Some limitations cannot be ignored in this study. It is still unclear what the early changes in muscles for AIS, as few AIS patients with mild curves were willing to undergo muscle biopsies. Given the secondary effects of fat infiltration and inflammatory hyperplasia on muscle necrosis, more attention should be paid to early changes in muscles.
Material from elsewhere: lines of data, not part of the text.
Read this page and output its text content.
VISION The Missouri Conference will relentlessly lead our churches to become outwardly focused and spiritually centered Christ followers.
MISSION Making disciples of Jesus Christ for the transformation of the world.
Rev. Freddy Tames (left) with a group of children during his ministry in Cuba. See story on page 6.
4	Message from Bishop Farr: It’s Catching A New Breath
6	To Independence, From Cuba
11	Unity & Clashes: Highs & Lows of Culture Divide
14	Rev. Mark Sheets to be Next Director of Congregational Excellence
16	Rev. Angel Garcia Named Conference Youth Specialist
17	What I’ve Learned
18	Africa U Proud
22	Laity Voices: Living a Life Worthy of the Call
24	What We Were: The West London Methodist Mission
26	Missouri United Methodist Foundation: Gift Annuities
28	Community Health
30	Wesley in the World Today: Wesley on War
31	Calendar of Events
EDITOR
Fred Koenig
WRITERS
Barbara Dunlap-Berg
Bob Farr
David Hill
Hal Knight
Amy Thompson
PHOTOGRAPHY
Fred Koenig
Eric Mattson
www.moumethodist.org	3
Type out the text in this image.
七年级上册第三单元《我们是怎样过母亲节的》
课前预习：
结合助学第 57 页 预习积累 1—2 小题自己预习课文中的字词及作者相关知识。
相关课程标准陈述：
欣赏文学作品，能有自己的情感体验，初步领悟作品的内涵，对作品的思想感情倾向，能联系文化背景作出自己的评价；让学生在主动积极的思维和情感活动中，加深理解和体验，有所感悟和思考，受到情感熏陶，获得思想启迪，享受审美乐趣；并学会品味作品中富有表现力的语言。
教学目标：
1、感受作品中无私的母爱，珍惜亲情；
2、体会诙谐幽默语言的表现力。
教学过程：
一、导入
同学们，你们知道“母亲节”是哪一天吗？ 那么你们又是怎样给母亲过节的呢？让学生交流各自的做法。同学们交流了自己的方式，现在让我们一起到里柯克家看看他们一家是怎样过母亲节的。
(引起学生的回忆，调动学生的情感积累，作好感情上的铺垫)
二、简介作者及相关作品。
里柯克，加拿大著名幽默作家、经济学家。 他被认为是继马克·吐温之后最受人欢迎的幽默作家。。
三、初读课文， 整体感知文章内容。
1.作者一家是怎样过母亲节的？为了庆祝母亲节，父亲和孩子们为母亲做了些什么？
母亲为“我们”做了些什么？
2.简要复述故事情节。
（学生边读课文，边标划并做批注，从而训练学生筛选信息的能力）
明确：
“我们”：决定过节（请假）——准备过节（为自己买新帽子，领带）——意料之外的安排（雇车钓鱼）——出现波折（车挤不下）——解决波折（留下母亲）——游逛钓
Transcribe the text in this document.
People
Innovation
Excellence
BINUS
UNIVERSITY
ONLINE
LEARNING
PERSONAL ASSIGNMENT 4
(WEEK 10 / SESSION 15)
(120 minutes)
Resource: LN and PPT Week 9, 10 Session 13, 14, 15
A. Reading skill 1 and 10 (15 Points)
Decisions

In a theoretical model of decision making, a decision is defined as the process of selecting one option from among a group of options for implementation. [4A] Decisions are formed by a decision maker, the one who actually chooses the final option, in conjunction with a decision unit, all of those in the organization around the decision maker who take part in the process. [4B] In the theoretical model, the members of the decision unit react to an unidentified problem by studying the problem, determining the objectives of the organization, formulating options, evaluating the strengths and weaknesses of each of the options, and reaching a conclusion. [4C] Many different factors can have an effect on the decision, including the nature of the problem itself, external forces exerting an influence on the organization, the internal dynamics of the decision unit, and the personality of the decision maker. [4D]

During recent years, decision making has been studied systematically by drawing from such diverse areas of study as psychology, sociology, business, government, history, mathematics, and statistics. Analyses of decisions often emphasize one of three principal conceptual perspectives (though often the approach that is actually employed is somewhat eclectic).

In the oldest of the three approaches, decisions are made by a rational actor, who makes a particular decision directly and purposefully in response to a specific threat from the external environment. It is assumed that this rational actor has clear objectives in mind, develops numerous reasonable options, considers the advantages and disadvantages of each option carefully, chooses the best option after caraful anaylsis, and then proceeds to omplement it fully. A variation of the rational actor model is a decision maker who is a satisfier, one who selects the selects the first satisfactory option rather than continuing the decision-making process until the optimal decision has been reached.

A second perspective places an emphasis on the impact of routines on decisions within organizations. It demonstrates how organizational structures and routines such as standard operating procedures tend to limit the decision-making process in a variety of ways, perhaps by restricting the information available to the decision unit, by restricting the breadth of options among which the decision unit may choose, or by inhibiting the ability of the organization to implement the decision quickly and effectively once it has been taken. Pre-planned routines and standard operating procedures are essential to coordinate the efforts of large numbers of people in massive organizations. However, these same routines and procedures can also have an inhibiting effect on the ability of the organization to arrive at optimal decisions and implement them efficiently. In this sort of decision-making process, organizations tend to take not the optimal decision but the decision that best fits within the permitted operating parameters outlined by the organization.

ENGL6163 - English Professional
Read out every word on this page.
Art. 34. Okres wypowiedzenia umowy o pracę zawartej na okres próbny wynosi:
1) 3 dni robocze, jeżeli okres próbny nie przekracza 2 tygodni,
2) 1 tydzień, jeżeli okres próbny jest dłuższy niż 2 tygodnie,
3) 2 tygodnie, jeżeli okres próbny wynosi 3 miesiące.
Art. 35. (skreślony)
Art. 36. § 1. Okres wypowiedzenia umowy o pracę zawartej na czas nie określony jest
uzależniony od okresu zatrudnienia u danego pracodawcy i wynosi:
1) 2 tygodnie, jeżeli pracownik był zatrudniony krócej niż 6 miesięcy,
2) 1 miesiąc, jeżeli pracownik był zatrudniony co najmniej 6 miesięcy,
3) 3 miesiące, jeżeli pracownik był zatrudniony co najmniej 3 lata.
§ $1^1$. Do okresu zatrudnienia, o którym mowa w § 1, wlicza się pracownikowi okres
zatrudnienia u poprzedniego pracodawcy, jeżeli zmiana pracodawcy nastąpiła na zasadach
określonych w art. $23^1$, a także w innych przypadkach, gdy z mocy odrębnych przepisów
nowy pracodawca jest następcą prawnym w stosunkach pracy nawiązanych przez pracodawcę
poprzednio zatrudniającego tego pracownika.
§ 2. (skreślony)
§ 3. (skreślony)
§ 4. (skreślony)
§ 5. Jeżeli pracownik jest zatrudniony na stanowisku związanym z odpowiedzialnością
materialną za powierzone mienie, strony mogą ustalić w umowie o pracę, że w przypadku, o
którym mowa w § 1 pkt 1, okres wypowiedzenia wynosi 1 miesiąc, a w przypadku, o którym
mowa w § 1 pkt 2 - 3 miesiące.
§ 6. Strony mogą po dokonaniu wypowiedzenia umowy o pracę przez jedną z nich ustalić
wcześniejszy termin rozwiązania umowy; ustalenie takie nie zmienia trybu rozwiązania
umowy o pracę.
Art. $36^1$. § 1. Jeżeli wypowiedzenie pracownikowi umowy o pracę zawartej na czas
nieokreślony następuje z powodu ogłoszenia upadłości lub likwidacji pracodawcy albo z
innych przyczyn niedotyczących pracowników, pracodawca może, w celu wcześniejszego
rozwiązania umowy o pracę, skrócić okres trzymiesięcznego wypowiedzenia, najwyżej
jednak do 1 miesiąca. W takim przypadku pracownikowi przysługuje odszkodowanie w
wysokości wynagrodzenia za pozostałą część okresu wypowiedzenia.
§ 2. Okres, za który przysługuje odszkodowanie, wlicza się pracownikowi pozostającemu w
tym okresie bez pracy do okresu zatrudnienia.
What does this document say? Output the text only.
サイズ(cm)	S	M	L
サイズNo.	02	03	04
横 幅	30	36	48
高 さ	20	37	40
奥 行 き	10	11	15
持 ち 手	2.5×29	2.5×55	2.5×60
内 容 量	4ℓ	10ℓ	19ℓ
Although scoliosis caused by multiple types of mutants in the PIEZO2 gene have been reported, this study did not investigate the effect of PIEZO2 gene mutations.
Conclusions
Asymmetric morphology occurs in the deep paraspinal muscles of AIS, and PIEZO2 gene expression is asymmetric in the multifidus. The PIEZO2 protein is specifically expressed by satellite cells, rather than the muscle spindle. The asymmetric expression of PIEZO2 provides new insights into understanding the myogenic-based pathogenesis mechanisms for AIS.
Ethical approval
This study was approved by the Ethics Committee on Biomedical Research, West China Hospital of Sichuan University (HX-2019-607).
Funding
Not applicable.
Informed consent
Due to our patients being minors, parental informed consent was obtained for all sample collections.
Footnotes
Acknowledgments
Not applicable.
Conflict of interest
The authors declare no competing interests.